Answer
The estimate of the double integral of $f$ over the small rectangle ${\cal R} = \left[ {0.9,1.1} \right] \times \left[ {1.9,2.1} \right]$ is $0.16$.
Work Step by Step
We are given $f\left( {1,2} \right) = 4$.
Let the partition be regular and the dimensions of the subrectangle be $\Delta x = 0.2$ and $\Delta y = 0.2$ (please see the figure attached). Since the region is ${\cal R} = \left[ {0.9,1.1} \right] \times \left[ {1.9,2.1} \right]$, so the grid $N \times M$ is $1 \times 1$.

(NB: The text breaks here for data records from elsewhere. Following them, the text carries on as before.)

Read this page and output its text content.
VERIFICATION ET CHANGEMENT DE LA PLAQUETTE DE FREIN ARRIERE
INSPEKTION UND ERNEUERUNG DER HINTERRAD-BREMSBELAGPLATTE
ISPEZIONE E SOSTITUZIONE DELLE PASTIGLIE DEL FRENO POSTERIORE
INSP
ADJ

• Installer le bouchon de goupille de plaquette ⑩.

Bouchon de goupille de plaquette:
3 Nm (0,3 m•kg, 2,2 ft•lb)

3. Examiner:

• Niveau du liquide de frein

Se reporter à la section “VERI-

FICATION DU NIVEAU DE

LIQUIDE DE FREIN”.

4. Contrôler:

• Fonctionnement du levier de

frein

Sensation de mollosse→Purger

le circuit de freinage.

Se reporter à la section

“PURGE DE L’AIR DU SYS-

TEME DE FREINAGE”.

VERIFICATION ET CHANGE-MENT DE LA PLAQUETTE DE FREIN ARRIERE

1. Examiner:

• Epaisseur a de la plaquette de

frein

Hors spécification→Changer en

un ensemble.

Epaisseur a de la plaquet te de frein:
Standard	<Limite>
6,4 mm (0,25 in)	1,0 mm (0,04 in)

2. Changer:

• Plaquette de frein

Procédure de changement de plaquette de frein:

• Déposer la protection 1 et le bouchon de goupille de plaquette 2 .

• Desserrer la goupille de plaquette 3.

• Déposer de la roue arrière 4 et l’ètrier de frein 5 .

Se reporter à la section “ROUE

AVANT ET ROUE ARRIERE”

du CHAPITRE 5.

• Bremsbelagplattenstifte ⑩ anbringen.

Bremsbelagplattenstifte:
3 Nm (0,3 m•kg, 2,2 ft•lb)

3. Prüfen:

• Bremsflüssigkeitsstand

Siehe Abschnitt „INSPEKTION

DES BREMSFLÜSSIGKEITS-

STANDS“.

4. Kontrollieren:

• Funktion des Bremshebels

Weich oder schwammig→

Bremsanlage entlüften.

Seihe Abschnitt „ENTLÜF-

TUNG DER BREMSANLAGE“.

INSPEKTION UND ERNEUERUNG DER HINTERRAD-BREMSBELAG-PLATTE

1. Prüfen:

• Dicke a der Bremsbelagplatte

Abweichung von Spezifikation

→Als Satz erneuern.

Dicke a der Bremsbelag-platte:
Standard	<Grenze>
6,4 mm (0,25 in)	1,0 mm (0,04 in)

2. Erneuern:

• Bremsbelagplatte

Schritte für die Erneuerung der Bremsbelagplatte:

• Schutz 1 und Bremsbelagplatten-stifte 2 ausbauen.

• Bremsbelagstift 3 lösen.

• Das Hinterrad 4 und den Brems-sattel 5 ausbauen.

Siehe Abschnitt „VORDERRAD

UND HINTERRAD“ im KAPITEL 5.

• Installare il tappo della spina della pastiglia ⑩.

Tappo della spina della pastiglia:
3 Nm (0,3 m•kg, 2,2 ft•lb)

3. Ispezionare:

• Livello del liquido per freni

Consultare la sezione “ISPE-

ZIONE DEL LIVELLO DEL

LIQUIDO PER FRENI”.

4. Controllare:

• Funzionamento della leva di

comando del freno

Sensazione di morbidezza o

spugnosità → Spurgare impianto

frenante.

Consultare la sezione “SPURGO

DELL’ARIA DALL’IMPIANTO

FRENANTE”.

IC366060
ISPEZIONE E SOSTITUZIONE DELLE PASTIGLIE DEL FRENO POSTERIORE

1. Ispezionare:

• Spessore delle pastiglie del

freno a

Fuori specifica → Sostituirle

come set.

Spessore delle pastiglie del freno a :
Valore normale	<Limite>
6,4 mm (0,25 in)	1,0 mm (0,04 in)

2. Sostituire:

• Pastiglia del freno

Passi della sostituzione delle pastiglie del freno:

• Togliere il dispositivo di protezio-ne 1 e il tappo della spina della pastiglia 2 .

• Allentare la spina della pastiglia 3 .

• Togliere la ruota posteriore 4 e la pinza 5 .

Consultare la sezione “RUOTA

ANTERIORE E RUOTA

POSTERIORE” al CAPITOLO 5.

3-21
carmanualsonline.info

The Riemann sum ${S_{1,1}}$ is the estimate of the double integral $\mathop \smallint \limits_{x = 0.9}^{1.1} \mathop \smallint \limits_{y = 1.9}^{2.1} f{\rm{d}}y{\rm{d}}x$, that is
${S_{1,1}} = \mathop \sum \limits_{i = 1}^1 \mathop \sum \limits_{j = 1}^1 f\left( {{P_{ij}}} \right)\Delta {x_i}\Delta {y_j} = 4\cdot0.2\cdot0.2 = 0.16$
So, the estimate of the double integral of $f$ over the small rectangle ${\cal R} = \left[ {0.9,1.1} \right] \times \left[ {1.9,2.1} \right]$ is $0.16$.